Studies of the past tend to focus on the great sweeps of history, on the elite, and on their monumental buildings. But how did the ordinary person go about their daily life? How did the urban environment affect them, and how were they affected by it? The editors here choose three major cities in which to examine the urban context of Roman city-life: Rome for its rich haul of historical texts, Ostia because it is the subject of recent intense scrutiny, and Pompeii for it vast archaeological record.
The book is a compilation of contributions by archaeologists, classicists, and architectural historians. And, as one would expect, there are as many angles on the subject as there are experts. By investigating, for example, the tracks made by cartwheels it is possible to work out traffic flow, one way systems, congestion hotspots, and rat-runs. Examining legal documents and charters shines a light on potential hazard in these towns – for example, the ban on tethering wild boars, wolves, panthers, and lions (among others) on a public thoroughfare would suggest injury from wild animals was a significant problem before the law was introduced. And how did the local merchants overcome transport problems? Which shops were allowed to display their wares on the street, and why? And how did one navigated oneself through the ancient cities?

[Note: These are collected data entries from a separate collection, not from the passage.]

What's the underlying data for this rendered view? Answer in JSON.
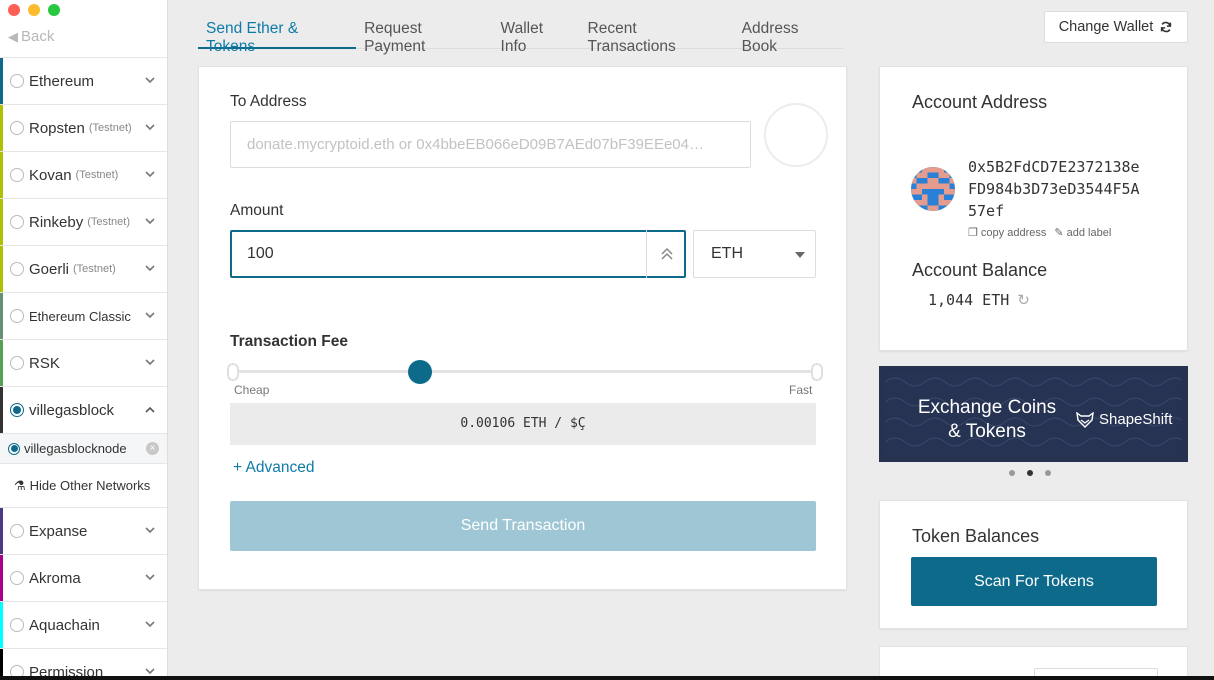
{
  "window": {
    "traffic_lights": [
      "#fd5f57",
      "#fdbb2e",
      "#27c840"
    ]
  },
  "nav": {
    "back_label": "Back",
    "back_icon": "back-arrow-icon"
  },
  "networks": [
    {
      "name": "Ethereum",
      "sub": "",
      "color": "#0e6a8a",
      "selected": false,
      "expanded": false
    },
    {
      "name": "Ropsten",
      "sub": "(Testnet)",
      "color": "#adc101",
      "selected": false,
      "expanded": false
    },
    {
      "name": "Kovan",
      "sub": "(Testnet)",
      "color": "#adc101",
      "selected": false,
      "expanded": false
    },
    {
      "name": "Rinkeby",
      "sub": "(Testnet)",
      "color": "#adc101",
      "selected": false,
      "expanded": false
    },
    {
      "name": "Goerli",
      "sub": "(Testnet)",
      "color": "#adc101",
      "selected": false,
      "expanded": false
    },
    {
      "name": "Ethereum Classic",
      "sub": "",
      "color": "#669073",
      "selected": false,
      "expanded": false
    },
    {
      "name": "RSK",
      "sub": "",
      "color": "#58a052",
      "selected": false,
      "expanded": false
    },
    {
      "name": "villegasblock",
      "sub": "",
      "color": "#333333",
      "selected": true,
      "expanded": true
    }
  ],
  "custom_node": {
    "label": "villegasblocknode",
    "selected": true
  },
  "hide_other_label": "Hide Other Networks",
  "networks_after": [
    {
      "name": "Expanse",
      "color": "#4b3a83"
    },
    {
      "name": "Akroma",
      "color": "#aa0087"
    },
    {
      "name": "Aquachain",
      "color": "#00ffff"
    },
    {
      "name": "Permission",
      "color": "#000000"
    }
  ],
  "tabs": [
    "Send Ether & Tokens",
    "Request Payment",
    "Wallet Info",
    "Recent Transactions",
    "Address Book"
  ],
  "active_tab": 0,
  "change_wallet_label": "Change Wallet",
  "send": {
    "to_label": "To Address",
    "to_placeholder": "donate.mycryptoid.eth or 0x4bbeEB066eD09B7AEd07bF39EEe04…",
    "amount_label": "Amount",
    "amount_value": "100",
    "unit_value": "ETH",
    "fee_label": "Transaction Fee",
    "fee_cheap": "Cheap",
    "fee_fast": "Fast",
    "fee_slider_level": 0.32,
    "fee_value": "0.00106 ETH / $Ç",
    "advanced_label": "+ Advanced",
    "send_button_label": "Send Transaction"
  },
  "account": {
    "address_title": "Account Address",
    "address": "0x5B2FdCD7E2372138eFD984b3D73eD3544F5A57ef",
    "copy_label": "copy address",
    "add_label": "add label",
    "balance_title": "Account Balance",
    "balance": "1,044 ETH"
  },
  "banner": {
    "text": "Exchange Coins & Tokens",
    "brand": "ShapeShift",
    "dots": 3,
    "active_dot": 1
  },
  "tokens": {
    "title": "Token Balances",
    "scan_label": "Scan For Tokens"
  }
}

By studying historical sources, archaeological data, and architectural research, the authors can determine how these spaces influenced movement patterns in Antiquity, how the needs of citizens influenced the way these cities were built, and, finally, how this impacted on both the economic infrastructure and the governing bodies.
This highly detailed and absorbing study crosses academic disciplines, is, as one would expect from its editors, thoroughly researched with an extensive bibliography, and is peppered with entertaining gems – like the unexpected yet totally appropriate quote from John Schlesinger’s Midnight Cowboy.